Hello
It is possible with the Schedule OCR activity in Workflow OCRed only the first page of document?
Thanks.
Hello
It is possible with the Schedule OCR activity in Workflow OCRed only the first page of document?
Thanks.
Not at this time.
Ok, thank you.
Depending on your environment and needs, you can OCR the first page of a document with a SDK Script activity, but you probably want it on a secondary Workflow server so it does not plug up your main production workflow.
In the SDK Script Activity, add a refference to the Laserfiche.DocumentServices. Then in the Imports section (top of code) add the Import Laserfiche.DocumentServices
Imports System Imports System.Collections.Generic Imports System.ComponentModel Imports System.Data Imports System.Data.SqlClient Imports System.Text Imports Laserfiche.DocumentServices Imports Laserfiche.RepositoryAccess Namespace WorkflowActivity.Scripting.SDKScript '''<summary> '''Provides one or more methods that can be run when the workflow scripting activity is performed. '''</summary> Public Class Script1 Inherits RAScriptClass102 '''<summary> '''This method is run when the activity is performed. '''</summary> Protected Overrides Sub Execute() 'Write your code here. The BoundEntryInfo property will access the entry, RASession will get the Repository Access session Dim sError As String = "None" Try ' Retrieves a document to be processed with OCR. If BoundEntryInfo.EntryType = EntryType.Document Then Using Doc As DocumentInfo = DirectCast(BoundEntryInfo, DocumentInfo) Doc.Lock(LockType.Exclusive) ' Instantiates a new OCR engine.
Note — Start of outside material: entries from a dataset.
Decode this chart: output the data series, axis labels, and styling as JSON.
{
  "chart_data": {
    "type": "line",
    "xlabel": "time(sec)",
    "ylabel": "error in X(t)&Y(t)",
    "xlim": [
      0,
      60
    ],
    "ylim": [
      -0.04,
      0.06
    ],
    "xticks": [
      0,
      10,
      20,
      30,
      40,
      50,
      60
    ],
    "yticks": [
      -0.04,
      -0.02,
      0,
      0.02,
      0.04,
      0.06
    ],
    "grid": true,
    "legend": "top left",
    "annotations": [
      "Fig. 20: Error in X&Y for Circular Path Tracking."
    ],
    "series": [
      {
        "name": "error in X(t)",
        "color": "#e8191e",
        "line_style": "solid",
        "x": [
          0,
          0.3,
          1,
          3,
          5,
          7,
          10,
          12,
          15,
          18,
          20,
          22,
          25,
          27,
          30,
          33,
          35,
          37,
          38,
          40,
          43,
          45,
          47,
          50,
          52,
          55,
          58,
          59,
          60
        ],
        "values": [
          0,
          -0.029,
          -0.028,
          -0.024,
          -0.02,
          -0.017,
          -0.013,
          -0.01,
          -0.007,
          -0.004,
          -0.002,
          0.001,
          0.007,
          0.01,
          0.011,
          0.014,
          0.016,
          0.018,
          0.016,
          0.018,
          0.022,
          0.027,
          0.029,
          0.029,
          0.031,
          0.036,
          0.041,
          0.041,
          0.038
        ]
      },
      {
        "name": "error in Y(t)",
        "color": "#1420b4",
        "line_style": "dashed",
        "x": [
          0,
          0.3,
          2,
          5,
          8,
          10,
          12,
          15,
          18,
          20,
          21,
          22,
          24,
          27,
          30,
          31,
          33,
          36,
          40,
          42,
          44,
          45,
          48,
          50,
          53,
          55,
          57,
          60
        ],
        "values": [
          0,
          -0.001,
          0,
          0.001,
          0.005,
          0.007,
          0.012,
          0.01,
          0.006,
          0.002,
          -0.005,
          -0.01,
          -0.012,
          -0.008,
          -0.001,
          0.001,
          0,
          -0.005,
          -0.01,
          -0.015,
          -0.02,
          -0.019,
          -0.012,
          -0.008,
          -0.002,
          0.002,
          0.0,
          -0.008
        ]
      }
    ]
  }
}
Using ocr As OcrEngine = OcrEngine.LoadEngine() ' configure OCR options ocr.AutoOrient = True ocr.Decolumnize = True ocr.OptimizationMode = OcrOptimizationMode.Accuracy ' Generate text for page 1 of the given document Dim ps As PageSet = New PageSet() ps.AddPage(1) ocr.Run(Doc, ps) End Using ' unlock the document Doc.Unlock() End Using End If Catch ex As Exception sError = ex.Message WorkflowApi.TrackError(ex.Message) End Try SetTokenValue("Script_Error", sError) End Sub End Class End Namespace
Hello Bert,
Yes, I want to use a secondary Workflow Server with Distributed Computing Cluster.
Tanks for your answer.
Regards
Hi @Bert
Thanks for your script. I'm using it and it's working pretty well.
I have some troubles anyway.
Sometimes, the ocerization is done by line, and sometimes by column.
E.G :
Document :
Company : COPY-R
Firstname : Olivier
ocr by line :
Company : COPY-R
Firstname : Olivier
ocr by column :
Company : Firstname :
COPY-R Olivier
I'm using the pattern matching to get the values (based on the ocerization by line). Is it possible to force an ocerization by line instead by random or column?
Thanks in advance.
Regards
My guess is that on the source image, the labels and the values do not share a common bottom so that the OCR Engine sometimes puts them on separate lines.
In the script, you can try changing the ocr.Decolumnize = True to False
Hi Bert,
Thanks for your return. Yeah, I thought about the same, but in my mind "Decolumnize = True" already means "not in column". I was disturbed.
Going to try False. Thanks a lot.
Regard
ocr.Decolumnize = True means remove extra white spacing that creates columns. So I do not think it will help. Again the issue is with the source not having the same line bottom accross the data in the line.
Hi Bert.
I have some trouble (another one) with the SDK to OCR my files.
It looks like the OCR have a limit.
I tried to OCR a pdf with 198 pages. Only the first 80 pages was ocerized.
I have this warning
The OCR engine does not OCR PDFs. It will only OCR Laserfiche images. Since you are saying that 80 pages were OCRed, I assume that you have already generated the pages.
There is no page limit on the OCR engine, so I would suggest going through a support case to try to figure out what the issue is.
The warning indicates that the script took too long and it exceeded the default 2 minute timeout. The value can be changed in the WF Server properties, but it will affect all scripts.
If the goal is to OCR (and/or generate pages from) PDFs, then this is the wrong thread and you don't need scripts. Use Distributed Computing Cluster 11 and the Schedule OCR/PDF Page Generation activity.
Thanks all for your returns.
@Miruna, what can be the bad effects if I change the timeout to more than 2 minutes?
Scripts may stay actively running longer, so your Workflow server would take longer going through these tasks. Under load, you may end up with a backlog in processing.